There was also a bumpy pyramid of law and order. Signs at the entrance gates were darn right upright: NO DRUGS, BOTTLES, CANS, WEAPONS OR PETS ALLOWED. NO TENTS, SLEEPING BAGS OR LAWN CHAIRS. ALL PERSONS SUBJECT TO SEARCH. Dozens of men from the San Bernardino County Sheriffs Department (in helicopters and patrol cars and on horseback and motorcycles) kept an eye on things. One of a team of policemen from Southern Pacific explained that he was “here to protect the railroad.” Scores of hastily recruited blue-shirted security guards, the neighborhood vigilante gang, enforced their own amateur brand of justice and guarded the strategic gates in miles of chain-link fences. All the emphasis on security had its drawbacks—a shifting, baffling collection of carefully colored and painfully coded security badges and laminated passes. The passes Wozniak programmed on his computer for his friends weren’t even recognized.
There was more lavish treatment for the rock bands and the press than for the teeming masses. The bands—over twenty by the time all the contracts were signed—had quibbled about terms and demanded extraordinary sums when word trickled out that Wozniak’s pocket was well-nigh bottomless. Most said that it was another date, another gig, anothe
r day, and giggled at the mention of the US decade. Behind the stage the bands stayed in air-conditioned trailers hidden by varnished lattice fences. Their names were carved in Gothic script on wooden nameplates that hung on each door, and their needs were catered to by a squad of runners working out of another trailer marked AMBIENCE CONTROL which was a glorified room service. Outside the trailers, crowds of press agents, managers, business managers, personal managers—every sort of manager—fussed, complained, and argued.

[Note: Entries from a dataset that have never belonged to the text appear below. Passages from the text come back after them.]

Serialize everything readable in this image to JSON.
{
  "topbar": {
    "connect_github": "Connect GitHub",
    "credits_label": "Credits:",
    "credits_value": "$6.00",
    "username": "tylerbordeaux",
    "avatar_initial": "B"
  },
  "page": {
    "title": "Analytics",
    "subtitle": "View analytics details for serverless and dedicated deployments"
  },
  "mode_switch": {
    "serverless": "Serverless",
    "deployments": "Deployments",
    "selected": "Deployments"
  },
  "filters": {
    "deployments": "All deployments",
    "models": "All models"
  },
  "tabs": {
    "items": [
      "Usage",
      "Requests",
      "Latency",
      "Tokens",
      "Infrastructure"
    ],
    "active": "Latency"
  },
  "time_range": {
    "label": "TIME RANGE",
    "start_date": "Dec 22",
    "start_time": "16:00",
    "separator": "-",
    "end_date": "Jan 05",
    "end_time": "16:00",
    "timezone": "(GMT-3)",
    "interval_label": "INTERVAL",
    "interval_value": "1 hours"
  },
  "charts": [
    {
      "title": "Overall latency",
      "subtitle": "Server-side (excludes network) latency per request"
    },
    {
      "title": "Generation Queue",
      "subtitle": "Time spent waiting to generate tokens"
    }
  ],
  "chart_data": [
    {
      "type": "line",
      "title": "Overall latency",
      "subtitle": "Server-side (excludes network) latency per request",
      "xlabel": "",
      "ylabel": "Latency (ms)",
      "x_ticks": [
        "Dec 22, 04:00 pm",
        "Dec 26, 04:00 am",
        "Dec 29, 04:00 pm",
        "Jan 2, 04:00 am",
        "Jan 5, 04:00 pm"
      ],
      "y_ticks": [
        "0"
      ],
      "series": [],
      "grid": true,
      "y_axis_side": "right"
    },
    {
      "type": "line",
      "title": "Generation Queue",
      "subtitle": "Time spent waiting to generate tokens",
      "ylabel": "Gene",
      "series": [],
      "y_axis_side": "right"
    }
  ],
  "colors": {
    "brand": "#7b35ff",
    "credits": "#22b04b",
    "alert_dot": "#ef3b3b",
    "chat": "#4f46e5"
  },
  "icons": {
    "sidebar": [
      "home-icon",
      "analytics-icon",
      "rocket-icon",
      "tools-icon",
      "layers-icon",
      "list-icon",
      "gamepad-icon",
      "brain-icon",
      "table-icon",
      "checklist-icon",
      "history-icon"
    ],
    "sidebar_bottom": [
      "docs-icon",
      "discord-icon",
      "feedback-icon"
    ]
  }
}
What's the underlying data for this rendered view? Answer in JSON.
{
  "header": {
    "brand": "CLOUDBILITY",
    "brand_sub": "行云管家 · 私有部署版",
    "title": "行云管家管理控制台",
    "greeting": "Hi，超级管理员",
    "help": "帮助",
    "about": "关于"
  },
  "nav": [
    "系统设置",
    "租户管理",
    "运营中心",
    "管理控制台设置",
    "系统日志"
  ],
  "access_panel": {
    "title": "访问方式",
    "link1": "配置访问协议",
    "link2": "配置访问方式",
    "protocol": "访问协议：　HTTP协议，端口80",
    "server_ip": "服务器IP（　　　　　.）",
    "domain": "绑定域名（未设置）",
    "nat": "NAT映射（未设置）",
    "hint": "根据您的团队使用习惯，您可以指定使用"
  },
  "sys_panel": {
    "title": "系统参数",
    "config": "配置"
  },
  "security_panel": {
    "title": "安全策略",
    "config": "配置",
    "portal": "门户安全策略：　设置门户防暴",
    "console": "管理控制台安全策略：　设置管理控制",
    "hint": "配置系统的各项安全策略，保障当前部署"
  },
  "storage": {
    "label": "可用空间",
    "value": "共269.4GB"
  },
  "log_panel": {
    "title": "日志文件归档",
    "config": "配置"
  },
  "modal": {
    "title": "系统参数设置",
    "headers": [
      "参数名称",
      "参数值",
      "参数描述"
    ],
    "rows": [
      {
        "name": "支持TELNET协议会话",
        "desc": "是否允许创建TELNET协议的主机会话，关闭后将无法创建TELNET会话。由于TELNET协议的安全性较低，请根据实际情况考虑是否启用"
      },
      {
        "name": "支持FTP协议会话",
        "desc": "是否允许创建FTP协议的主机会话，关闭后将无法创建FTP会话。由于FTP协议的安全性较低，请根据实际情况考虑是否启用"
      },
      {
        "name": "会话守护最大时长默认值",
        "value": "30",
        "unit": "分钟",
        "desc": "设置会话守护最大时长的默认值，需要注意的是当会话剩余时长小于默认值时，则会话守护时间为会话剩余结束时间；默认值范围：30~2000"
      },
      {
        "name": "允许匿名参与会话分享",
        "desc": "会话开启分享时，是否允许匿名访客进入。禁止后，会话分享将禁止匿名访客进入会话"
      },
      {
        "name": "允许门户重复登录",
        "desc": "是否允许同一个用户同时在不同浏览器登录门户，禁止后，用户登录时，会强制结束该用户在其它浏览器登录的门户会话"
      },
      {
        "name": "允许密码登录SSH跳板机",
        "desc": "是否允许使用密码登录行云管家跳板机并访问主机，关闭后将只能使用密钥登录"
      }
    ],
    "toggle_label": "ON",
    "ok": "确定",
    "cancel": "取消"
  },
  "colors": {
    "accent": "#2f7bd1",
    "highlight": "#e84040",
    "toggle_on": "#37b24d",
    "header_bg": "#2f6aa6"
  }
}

Even the sky was for sale. A makeshift air-traffic-control tower ordered an eclectic collection of aerial objects to fly in counterclockwise circles. Some ultragliders putt-putted like underpowered motor scooters with wings. A couple of parachutists dropped in. At noon on the opening day of the festival five Mosquitoes ripped five white tubular trails across the sky. Little planes coughed and towed banners touting automobile insurance, sweat shirts, and cheap air fares to Honolulu. Below the busy air lanes a sheriff radioed to his pal in a helicopter, “There’s a low-flying fixed wing in the bowl area. Just want to make sure you’re aware of it.” At night the Goodyear blimp, in a mosaic of lights, winked WHAT A BIG TIME, THANKS WOZ. Twenty-four hours a day helicopters officiously ferried the rock stars and their groupies from a soft, steaming patch of blacktop to hotels that lay west of Rancho Cucamonga and Cucamonga.
The technology fair fell victim to the heat and the dust. It was no traveling Homebrew Club or West Coast Computer Faire. Some exhibitors failed to show; others found that their machines weren’t designed to cope with the full might of Southland weather. Many of the visitors seemed to be as interested in the heaving air conditioners that struggled to cool the marquees as in the exhibition. There were some cheap examples of the power of technology, like the banks of telephones and the Walkmans and the women plugging their curling tongs into the electric cables that ran inside some of the theater-sized marquees.